The Case Of The Author Who Won’t Stay Dead
In 1953 Britain entered the New Elizabethan age, but in many ways it was – and continues to be – an extension of the Victorian era. Most of us still live in Victorian houses, with the same social and religious principals, the same class and value system. At the outbreak of the First World War a handful of writers attempted to break out from these restrictions, in the same way that photography had profoundly altered art and modernism would close the date-brackets over classical music.
Spearheaded (unknowingly perhaps) by Ronald Firbank, fiction sought to fracture the shackles of narrative and provide something closer to the real experience of how we hear and absorb the words of others.
However, despite poems like TS Eliot’s ‘The Waste Land’ moving literary narrative forward, one branch of the arts failed to transform itself, that of popular fiction, and we returned to our cosy Victorian nests.

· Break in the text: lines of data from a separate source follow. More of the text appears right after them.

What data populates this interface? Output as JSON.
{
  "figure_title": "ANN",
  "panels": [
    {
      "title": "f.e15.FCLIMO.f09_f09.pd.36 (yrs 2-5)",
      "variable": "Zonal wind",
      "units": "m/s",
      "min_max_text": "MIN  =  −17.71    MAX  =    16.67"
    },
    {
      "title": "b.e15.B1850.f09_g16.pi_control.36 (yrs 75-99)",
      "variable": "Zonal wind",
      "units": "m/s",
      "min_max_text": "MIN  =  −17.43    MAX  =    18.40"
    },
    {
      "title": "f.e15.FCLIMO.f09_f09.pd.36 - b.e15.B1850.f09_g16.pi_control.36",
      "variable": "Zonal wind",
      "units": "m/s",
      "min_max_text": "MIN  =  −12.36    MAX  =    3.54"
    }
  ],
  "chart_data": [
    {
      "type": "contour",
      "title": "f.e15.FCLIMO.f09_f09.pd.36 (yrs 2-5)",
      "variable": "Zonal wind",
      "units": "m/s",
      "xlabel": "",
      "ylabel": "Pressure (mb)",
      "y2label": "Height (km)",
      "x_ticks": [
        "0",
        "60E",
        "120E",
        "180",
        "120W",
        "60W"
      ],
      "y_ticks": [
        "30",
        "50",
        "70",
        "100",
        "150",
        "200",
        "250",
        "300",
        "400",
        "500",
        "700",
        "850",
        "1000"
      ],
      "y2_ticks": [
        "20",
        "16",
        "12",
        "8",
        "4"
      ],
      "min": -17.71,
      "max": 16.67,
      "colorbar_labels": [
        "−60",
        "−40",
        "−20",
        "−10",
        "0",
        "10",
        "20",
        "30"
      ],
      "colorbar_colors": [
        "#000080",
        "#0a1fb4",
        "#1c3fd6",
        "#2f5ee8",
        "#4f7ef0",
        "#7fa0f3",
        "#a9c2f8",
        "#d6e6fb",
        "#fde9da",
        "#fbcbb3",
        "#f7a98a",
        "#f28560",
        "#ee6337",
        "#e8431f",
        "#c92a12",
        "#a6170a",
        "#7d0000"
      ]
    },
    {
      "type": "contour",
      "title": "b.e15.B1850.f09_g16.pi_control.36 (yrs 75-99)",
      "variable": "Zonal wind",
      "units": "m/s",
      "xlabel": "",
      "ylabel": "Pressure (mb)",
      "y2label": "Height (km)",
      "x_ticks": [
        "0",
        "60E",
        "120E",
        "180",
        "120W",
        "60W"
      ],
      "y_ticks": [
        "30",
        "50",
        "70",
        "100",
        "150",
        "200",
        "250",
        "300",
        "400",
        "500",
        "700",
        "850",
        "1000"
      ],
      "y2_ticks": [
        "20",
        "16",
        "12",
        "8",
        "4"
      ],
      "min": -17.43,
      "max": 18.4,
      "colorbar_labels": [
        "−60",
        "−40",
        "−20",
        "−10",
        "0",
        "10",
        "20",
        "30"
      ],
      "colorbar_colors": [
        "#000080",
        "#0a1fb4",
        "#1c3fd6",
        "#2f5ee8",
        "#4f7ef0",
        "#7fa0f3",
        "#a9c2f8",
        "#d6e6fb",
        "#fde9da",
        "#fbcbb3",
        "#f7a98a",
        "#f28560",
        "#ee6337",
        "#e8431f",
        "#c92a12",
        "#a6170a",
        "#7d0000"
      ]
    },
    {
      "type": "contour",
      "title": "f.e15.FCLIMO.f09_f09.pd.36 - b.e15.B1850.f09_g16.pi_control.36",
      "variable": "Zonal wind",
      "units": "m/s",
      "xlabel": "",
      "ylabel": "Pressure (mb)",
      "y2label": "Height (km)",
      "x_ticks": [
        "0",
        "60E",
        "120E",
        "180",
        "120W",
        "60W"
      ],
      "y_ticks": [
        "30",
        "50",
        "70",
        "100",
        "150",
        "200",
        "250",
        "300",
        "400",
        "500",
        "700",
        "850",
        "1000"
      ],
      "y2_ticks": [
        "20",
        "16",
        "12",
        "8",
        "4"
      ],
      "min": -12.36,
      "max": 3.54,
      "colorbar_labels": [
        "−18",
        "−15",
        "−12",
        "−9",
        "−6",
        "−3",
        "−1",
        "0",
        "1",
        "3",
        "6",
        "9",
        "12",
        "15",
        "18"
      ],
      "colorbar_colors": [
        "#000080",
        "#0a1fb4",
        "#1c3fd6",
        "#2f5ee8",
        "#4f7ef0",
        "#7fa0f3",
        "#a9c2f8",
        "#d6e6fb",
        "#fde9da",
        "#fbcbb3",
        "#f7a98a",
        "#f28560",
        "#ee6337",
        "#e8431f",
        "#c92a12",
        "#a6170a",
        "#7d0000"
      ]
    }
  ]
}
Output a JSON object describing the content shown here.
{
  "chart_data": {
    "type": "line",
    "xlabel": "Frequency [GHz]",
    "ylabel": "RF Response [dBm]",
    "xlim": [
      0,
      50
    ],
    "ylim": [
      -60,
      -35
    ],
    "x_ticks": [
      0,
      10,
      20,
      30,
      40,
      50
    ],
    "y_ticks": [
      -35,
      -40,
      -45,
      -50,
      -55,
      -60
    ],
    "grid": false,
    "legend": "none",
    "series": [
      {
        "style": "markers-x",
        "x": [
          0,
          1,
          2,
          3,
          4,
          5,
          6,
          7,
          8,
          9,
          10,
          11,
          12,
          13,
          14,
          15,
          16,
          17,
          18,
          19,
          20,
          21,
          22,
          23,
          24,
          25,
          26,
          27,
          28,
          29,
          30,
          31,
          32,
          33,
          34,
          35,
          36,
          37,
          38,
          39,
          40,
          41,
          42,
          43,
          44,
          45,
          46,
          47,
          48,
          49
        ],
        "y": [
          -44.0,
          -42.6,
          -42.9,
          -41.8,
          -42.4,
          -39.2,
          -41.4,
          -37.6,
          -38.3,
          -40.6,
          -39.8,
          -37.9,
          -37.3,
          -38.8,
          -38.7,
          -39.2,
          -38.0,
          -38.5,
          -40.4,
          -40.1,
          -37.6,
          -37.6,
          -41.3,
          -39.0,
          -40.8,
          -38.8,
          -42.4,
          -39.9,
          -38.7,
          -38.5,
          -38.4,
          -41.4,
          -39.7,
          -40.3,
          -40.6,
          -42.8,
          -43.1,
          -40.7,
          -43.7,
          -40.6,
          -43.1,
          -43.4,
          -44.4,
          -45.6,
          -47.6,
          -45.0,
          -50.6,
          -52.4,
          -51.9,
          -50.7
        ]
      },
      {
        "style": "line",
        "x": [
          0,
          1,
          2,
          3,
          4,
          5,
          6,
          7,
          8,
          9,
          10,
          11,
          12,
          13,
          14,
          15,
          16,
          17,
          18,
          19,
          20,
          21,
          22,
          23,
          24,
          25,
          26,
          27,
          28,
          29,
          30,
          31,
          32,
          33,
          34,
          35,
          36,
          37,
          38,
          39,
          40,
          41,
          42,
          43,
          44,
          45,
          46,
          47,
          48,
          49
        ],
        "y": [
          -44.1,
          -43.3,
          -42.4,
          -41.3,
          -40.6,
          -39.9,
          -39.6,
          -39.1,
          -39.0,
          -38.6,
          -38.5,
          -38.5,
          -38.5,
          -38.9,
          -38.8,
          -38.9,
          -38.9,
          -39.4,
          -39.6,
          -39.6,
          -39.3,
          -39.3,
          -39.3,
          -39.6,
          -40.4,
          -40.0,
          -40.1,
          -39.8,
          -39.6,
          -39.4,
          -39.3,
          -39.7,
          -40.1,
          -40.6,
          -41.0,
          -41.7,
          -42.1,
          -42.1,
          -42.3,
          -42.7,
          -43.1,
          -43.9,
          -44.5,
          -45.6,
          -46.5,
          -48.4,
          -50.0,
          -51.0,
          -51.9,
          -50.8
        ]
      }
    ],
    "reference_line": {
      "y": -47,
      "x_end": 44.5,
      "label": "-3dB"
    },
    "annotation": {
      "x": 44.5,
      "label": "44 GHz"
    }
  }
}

One author who did at least streamline the shape of popular fiction was Agatha Christie. By stripping away all description, removing complex language, limiting words and removing character development, she boiled the bones of crime writing down into its simplest elements, turning them into art deco acrostics.
By doing so, much as Conan Doyle did, she survived by providing virtually blank canvases which could be endlessly reworked. JK Rowling has done much the same thing (although with more verbosity) and has therefore ensured her place in the hall of fame.
We like comfort reading, and there’s absolutely nothing wrong with that at all. Those who wish to climb literary mountains can still do so. We’ve no time for complications, and so return if not quite to Victorian times, then to the 1920s, when only the middle classes had time to read popular fiction. But what was streamlined and modern then is tired and old-hat now.
It explains why the Agatha Christie estate is now gearing up once more to reboot Christie in multiple versions. In the coming months, according to the Times, which always likes to collect separate elements into trends, we’ll be treated to;
- ‘Murder on the Orient Express’, directed by Sir Kenneth Branagh, starring Branagh, Dame Judi Dench, Daisy Ridley, Johnny Depp
- Witness for the Prosecution, to be directed by Ben Affleck
- And Then There Were None, in development with director Morten Tyldum (director of The Imitation Game)
- There Was A Crooked House, adapted by Julian Fellowes, starring Glenn Close, Terence Stamp and Christina Hendricks
And there’ll be various BBC TV adaptations; Witness for the Prosecution, starring Toby Jones, Andrea Riseborough and Kim Cattrall and another seven adaptations over the next four years. It has already announced that the first of these adaptations will be Ordeal by Innocence, one of Christie’s favourite novels. It is to be adapted by Sarah Phelps. Two other adaptation of the deal have been announced: Death Comes As The End which is set in Ancient Egypt, and The ABC Murders, (now described as ‘a race against time to stop a serial killer in 1930s Britain’!)
What’s so disappointing about this is not that Christie is being so heavily remade yet again but that most of the same old stories have been picked. She wrote 82 books under her own name but the same half dozen endlessly reappear, not including the inexcusable ‘Mousetrap’. Anyone wishing to seek out Christie in other formats can find perfectly serviceable versions readily available (a few, like John Guillermin’s Death on the Nile, are terrific).
But Christie is a brand and so we perpetuate the past. Perhaps the estate has loosened up in the light of And Then There Were None’s recent success on TV, and we’ll get revisionist versions, at least.
Photo at top shows a dimply-kneed Christie going surfing in Hawaii.